Did you see 7 ppl got hurt at Talladaga?
Did they get their mullets stuck in an engine?
They totally botched my boob job. My tits look like they're are winking.
It was like little house on the drunk prairie.
I'm wearing the jeans from casino night. Tell me why I have a napkin in my pocket that says 'dont fear me'? I'm hoping it was just a coincidence.
It wasn't really sex. It was just rolling around, trying to make sure his dick didn't end up in my ass.
A 40 year old man just put his hands on my thighs and said in these exact words "you're so beautiful and gorgeous and innocent. But life sucks and you'll probably turn into a whore."
He goes "hi, free today?" WHEN AM I EVER FREE ON A SATURDAY, I GOT HUNGOVER TO BE AND DRUNK TO GET.
There's a bus with a band full of dancing women in bras. I think I like it here.
I just slipped on ice and peed on my pea coat. There's a pun there but I'm too sad to make it
Should I have spent my entire pay check on Crown Royal and LSD? No. Do I regret it? Also, no.

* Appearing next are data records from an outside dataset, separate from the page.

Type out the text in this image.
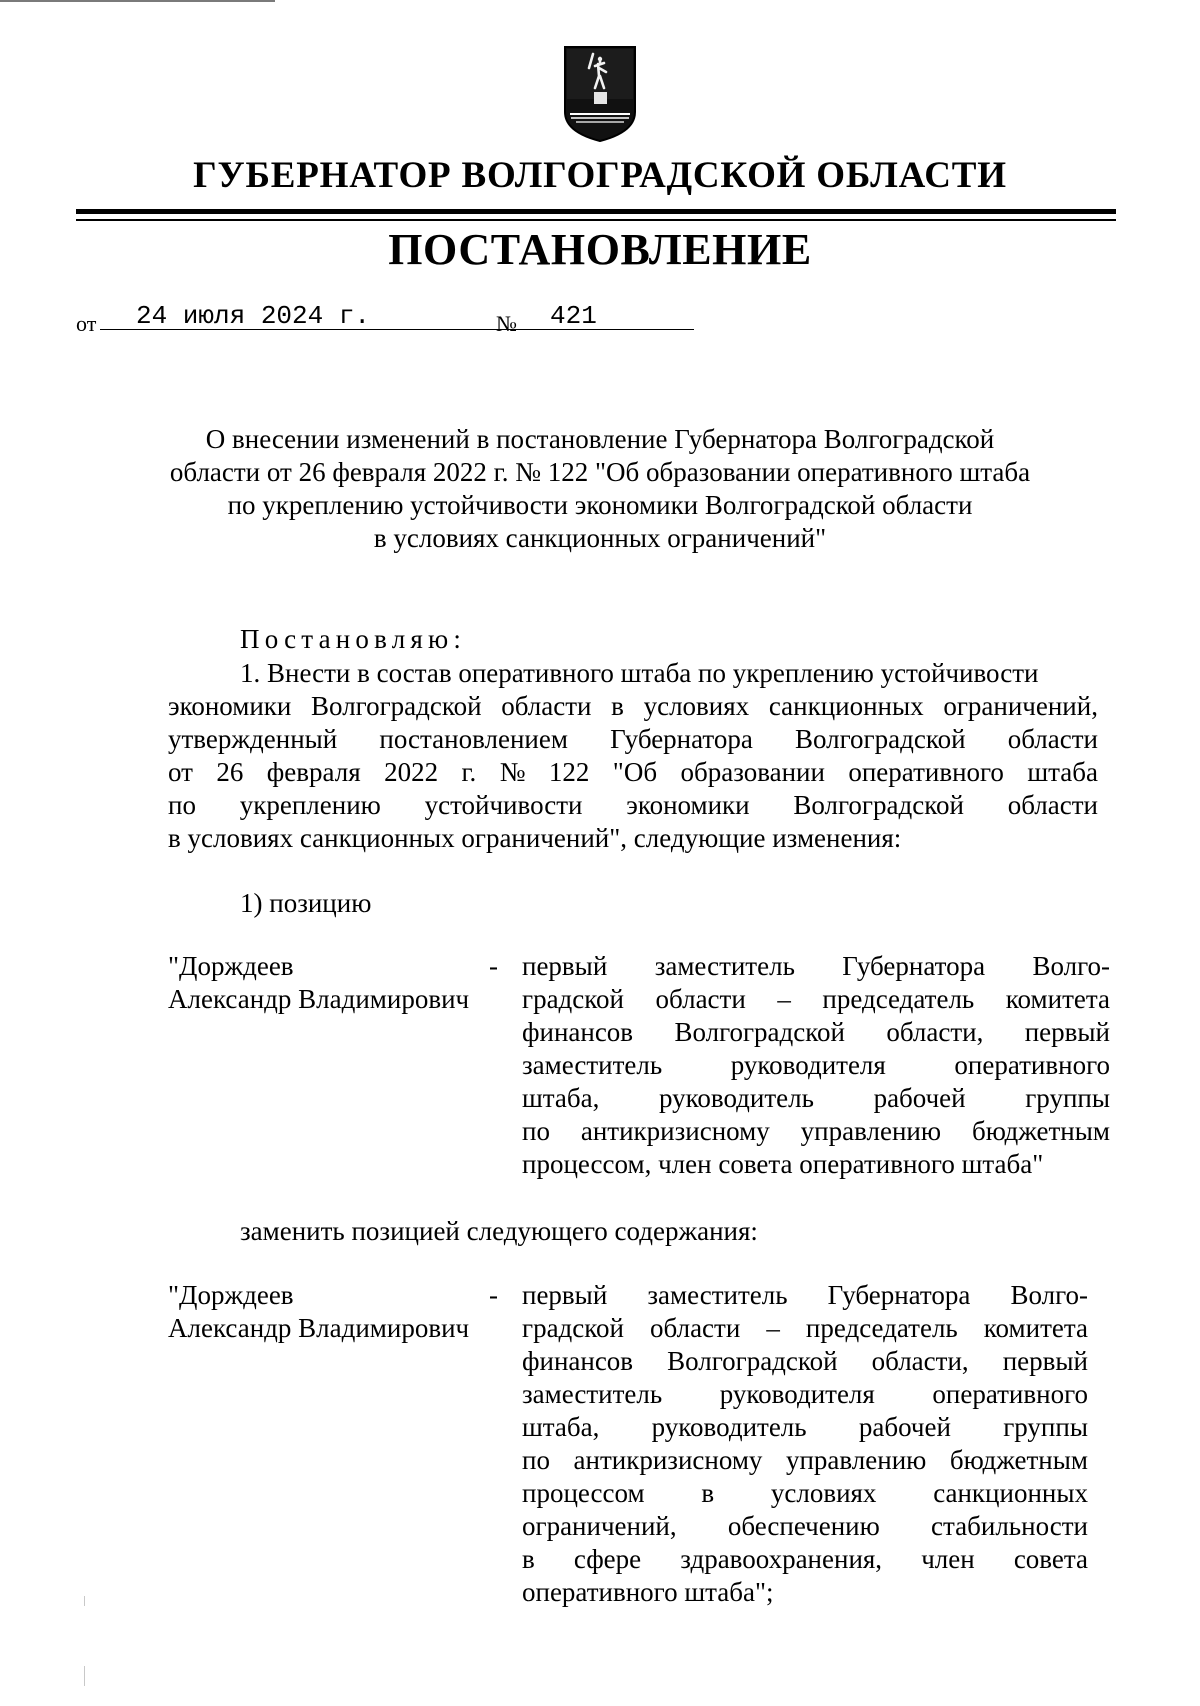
ГУБЕРНАТОР ВОЛГОГРАДСКОЙ ОБЛАСТИ
ПОСТАНОВЛЕНИЕ
от 24 июля 2024 г.	№ 421
О внесении изменений в постановление Губернатора Волгоградской
области от 26 февраля 2022 г. № 122 "Об образовании оперативного штаба
по укреплению устойчивости экономики Волгоградской области
в условиях санкционных ограничений"
Постановляю:
1. Внести в состав оперативного штаба по укреплению устойчивости
экономики Волгоградской области в условиях санкционных ограничений,
утвержденный постановлением Губернатора Волгоградской области
от 26 февраля 2022 г. № 122 "Об образовании оперативного штаба
по укреплению устойчивости экономики Волгоградской области
в условиях санкционных ограничений", следующие изменения:
1) позицию
"Дорждеев
Александр Владимирович
- первый заместитель Губернатора Волго-
градской области – председатель комитета
финансов Волгоградской области, первый
заместитель	руководителя	оперативного
штаба, руководитель рабочей группы
по антикризисному управлению бюджетным
процессом, член совета оперативного штаба"
заменить позицией следующего содержания:
"Дорждеев
Александр Владимирович
- первый заместитель Губернатора Волго-
градской области – председатель комитета
финансов Волгоградской области, первый
заместитель руководителя оперативного
штаба, руководитель рабочей группы
по антикризисному управлению бюджетным
процессом в условиях санкционных
ограничений, обеспечению стабильности
в сфере здравоохранения, член совета
оперативного штаба";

How does one un superglue their foot to the floor
I just have to decide what I love more, food or dick.
OMG he dropped his pants for me. Granted it was to show me where he got stabbed but still...
The UTI came back with a vengeance.
You know the rule about how you feel bad for getting food and not offering other people you're around, does that apply when you eat burger king at a strip club?